Towards more interpretable graphs and Knowledge Graph algorithmsDirected by: Diego López-de-Ipiña Co-advisor: Aitor Almeida
The increase in the amount of data generated by today's technologies has led to the creation of large graphs and Knowledge Graphs that contain millions of facts about people, things and places in the world. Grounded on those large data stores, many Machine Learning models have been proposed to achieve different tasks, such as predicting new links or weights. Nevertheless, one of the main challenges of those models is their lack of interpretability. Commonly known as "black boxes", Machine Learning models are usually not understandable to humans. This lack of interpretability becomes even a more severe problem for Knowledge graph-related applications, including healthcare systems, chatbots, or public service management tools where end-users require an understanding of the feedback given by the models.
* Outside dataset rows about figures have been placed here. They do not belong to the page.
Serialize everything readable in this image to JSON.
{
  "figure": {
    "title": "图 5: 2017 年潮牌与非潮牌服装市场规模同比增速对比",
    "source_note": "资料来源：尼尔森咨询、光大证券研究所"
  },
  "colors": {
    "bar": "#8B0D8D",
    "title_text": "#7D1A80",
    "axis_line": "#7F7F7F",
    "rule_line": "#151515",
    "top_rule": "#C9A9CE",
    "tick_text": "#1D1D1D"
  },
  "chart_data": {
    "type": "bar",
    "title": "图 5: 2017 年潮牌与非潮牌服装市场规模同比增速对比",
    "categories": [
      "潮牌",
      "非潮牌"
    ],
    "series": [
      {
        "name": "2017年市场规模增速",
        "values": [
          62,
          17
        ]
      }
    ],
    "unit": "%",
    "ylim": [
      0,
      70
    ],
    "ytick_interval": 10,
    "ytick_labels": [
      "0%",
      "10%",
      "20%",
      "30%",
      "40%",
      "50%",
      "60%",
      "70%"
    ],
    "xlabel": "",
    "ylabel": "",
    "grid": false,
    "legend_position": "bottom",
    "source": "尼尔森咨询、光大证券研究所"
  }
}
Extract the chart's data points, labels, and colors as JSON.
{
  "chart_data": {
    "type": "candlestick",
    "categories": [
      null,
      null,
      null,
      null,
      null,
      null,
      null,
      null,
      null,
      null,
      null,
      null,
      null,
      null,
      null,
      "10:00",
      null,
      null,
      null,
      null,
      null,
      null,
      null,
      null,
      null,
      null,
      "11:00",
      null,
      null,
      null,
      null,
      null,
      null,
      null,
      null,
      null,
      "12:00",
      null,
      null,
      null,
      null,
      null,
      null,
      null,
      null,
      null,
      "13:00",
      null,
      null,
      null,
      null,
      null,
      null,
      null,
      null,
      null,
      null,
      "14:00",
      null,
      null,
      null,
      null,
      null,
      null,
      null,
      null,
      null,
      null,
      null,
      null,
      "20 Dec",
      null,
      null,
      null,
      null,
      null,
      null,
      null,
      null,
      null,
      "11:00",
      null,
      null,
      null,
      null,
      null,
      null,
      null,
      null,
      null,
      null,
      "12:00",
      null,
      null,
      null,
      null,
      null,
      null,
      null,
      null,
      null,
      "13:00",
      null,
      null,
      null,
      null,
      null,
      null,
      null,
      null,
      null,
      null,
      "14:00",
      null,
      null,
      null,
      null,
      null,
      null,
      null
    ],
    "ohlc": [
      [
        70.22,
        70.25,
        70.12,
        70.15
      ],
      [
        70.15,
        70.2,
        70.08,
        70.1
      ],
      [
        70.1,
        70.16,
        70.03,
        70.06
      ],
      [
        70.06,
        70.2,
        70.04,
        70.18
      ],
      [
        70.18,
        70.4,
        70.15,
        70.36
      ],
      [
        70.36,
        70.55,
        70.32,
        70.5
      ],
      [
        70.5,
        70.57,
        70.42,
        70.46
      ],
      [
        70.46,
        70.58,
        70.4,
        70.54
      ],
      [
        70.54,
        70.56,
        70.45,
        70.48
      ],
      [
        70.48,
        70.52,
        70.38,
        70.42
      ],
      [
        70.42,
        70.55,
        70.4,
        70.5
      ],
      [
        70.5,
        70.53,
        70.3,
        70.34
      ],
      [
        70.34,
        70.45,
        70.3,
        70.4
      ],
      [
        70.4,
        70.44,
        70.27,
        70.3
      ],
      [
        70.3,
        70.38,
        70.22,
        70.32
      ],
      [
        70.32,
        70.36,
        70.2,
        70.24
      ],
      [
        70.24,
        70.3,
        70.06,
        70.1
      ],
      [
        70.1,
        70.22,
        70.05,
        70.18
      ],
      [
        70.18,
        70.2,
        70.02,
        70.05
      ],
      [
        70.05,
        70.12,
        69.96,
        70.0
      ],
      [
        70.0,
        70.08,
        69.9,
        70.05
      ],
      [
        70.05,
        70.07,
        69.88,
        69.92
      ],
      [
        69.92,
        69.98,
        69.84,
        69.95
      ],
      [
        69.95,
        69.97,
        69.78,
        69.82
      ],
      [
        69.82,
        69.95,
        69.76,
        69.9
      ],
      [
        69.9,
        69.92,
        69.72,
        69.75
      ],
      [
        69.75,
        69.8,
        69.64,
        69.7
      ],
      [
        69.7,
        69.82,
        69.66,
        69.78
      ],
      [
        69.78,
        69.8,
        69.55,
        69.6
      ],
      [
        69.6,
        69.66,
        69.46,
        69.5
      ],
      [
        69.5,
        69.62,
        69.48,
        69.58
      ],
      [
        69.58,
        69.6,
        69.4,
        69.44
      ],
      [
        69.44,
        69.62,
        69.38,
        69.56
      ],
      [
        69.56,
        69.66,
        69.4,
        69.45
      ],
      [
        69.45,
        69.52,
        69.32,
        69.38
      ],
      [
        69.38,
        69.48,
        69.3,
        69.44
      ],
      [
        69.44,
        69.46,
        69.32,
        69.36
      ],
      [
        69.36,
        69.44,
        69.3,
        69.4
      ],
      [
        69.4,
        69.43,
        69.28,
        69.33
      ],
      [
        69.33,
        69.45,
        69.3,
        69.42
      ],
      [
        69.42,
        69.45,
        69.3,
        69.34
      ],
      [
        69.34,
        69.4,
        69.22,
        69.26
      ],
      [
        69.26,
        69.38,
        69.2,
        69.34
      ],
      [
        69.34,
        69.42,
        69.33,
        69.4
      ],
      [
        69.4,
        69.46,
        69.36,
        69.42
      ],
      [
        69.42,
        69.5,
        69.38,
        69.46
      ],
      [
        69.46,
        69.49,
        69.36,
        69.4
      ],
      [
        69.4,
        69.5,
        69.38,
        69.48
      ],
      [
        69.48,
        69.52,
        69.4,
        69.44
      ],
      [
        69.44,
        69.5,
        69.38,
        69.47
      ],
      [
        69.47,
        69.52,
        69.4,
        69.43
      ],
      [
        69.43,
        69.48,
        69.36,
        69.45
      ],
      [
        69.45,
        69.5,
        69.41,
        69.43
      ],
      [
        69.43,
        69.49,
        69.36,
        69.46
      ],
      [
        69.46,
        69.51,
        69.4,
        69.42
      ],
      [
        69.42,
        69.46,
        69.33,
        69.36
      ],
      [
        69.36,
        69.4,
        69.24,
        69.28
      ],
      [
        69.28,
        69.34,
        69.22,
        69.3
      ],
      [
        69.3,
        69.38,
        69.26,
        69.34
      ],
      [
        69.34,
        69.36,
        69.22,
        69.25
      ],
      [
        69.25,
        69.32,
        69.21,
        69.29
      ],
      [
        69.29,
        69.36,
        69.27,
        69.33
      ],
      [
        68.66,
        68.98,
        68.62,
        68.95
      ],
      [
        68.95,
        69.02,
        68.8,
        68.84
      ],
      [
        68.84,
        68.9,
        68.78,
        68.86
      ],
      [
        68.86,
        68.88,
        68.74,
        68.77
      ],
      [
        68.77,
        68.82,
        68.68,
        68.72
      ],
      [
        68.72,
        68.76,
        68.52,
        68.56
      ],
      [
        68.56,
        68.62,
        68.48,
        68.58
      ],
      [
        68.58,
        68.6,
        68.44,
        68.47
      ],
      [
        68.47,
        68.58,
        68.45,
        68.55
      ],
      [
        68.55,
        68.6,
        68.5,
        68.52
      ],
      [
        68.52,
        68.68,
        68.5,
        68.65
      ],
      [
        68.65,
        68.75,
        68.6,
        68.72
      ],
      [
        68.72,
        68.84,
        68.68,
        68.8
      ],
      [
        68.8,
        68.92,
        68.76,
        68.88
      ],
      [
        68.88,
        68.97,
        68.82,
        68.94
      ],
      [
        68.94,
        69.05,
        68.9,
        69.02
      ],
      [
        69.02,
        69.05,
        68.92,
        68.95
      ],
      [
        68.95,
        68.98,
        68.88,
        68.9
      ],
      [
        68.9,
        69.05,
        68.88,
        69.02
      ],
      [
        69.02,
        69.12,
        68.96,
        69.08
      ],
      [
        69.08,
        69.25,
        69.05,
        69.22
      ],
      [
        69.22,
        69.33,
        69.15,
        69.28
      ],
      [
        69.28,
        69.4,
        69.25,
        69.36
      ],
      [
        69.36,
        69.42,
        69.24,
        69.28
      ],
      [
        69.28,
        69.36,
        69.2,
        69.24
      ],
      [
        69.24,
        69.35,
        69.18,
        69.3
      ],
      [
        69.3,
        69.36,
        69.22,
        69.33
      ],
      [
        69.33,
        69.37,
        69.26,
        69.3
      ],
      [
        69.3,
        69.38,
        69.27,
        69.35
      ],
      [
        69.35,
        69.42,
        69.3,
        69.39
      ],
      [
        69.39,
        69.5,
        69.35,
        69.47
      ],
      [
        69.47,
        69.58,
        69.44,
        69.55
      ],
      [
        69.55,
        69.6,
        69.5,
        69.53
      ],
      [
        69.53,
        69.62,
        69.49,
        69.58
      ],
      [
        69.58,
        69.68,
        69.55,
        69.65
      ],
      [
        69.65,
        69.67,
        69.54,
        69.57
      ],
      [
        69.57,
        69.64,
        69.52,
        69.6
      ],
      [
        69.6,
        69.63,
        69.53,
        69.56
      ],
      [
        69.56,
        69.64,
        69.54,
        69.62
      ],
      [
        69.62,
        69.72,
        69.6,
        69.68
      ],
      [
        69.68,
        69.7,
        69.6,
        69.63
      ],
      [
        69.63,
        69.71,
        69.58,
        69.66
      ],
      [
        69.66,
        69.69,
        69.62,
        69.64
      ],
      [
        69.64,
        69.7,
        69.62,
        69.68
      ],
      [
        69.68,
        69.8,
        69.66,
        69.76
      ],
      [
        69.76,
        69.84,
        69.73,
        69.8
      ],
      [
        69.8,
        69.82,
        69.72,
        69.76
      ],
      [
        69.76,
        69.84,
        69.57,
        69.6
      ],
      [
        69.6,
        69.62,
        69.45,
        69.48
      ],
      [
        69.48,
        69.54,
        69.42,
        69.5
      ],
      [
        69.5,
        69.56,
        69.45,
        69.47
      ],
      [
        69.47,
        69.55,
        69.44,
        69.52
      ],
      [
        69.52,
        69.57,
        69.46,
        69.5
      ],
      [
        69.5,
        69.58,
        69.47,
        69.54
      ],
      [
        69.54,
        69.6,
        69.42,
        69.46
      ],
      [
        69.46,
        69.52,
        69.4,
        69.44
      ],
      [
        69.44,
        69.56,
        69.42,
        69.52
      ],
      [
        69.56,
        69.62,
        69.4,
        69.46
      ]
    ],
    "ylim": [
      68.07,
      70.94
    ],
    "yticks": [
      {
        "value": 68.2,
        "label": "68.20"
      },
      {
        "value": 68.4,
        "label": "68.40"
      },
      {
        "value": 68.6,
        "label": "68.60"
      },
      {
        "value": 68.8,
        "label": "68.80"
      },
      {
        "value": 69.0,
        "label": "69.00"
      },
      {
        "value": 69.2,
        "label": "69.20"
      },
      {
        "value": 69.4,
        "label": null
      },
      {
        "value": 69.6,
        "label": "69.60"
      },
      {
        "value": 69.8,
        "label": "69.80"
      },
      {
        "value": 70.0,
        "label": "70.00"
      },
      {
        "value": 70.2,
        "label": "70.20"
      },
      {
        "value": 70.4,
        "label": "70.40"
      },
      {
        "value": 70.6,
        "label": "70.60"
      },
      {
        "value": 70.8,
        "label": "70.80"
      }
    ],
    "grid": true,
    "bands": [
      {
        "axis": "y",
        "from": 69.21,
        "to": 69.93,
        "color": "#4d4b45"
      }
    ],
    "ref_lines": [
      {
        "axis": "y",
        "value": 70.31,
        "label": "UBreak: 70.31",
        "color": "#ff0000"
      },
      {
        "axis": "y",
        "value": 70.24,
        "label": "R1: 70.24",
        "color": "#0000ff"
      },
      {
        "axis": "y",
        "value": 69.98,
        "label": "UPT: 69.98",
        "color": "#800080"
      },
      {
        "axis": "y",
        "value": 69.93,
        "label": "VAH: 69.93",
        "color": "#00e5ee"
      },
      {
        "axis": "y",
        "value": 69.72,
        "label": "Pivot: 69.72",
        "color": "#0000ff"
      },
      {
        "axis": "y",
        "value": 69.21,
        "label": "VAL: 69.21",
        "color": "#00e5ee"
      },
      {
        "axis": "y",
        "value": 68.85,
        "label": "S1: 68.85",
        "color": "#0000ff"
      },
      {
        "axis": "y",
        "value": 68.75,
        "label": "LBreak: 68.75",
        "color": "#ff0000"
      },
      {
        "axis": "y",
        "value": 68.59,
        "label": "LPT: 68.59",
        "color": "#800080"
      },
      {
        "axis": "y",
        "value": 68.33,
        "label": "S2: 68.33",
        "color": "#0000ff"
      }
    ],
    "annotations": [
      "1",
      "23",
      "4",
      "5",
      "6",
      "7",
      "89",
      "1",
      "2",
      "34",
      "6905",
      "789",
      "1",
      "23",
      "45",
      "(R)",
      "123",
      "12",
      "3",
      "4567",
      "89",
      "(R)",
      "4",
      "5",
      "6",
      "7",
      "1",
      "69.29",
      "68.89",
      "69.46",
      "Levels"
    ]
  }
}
In this thesis, we present methods to increase the interpretability of graphs and Knowledge Graphs based Machine Learning models. We follow a taxonomy grounded on the output result obtained by the proposed methods. Each of the different methods is suitable for particular use cases and scenarios, and can help end-users in different manners. Precisely, we provide an interpretable link weight prediction method based on the Weisfeiler-Lehman graph colouring technique. Additionally, we present an adaption of the Regularized Dual Averaging optimization method for Knowledge Graphs to obtain interpretable representations in link prediction models. Lastly, we introduce the use of Influence Functions for Knowledge Graph link prediction models to acquire the most important training facts for a given prediction. Through experiments in link weight prediction and link prediction, we show that our methods can successfully increase the interpretability of the machine learning models of graphs and Knowledge Graphs while maintaining competition with state-of-the-art methods in terms of performance.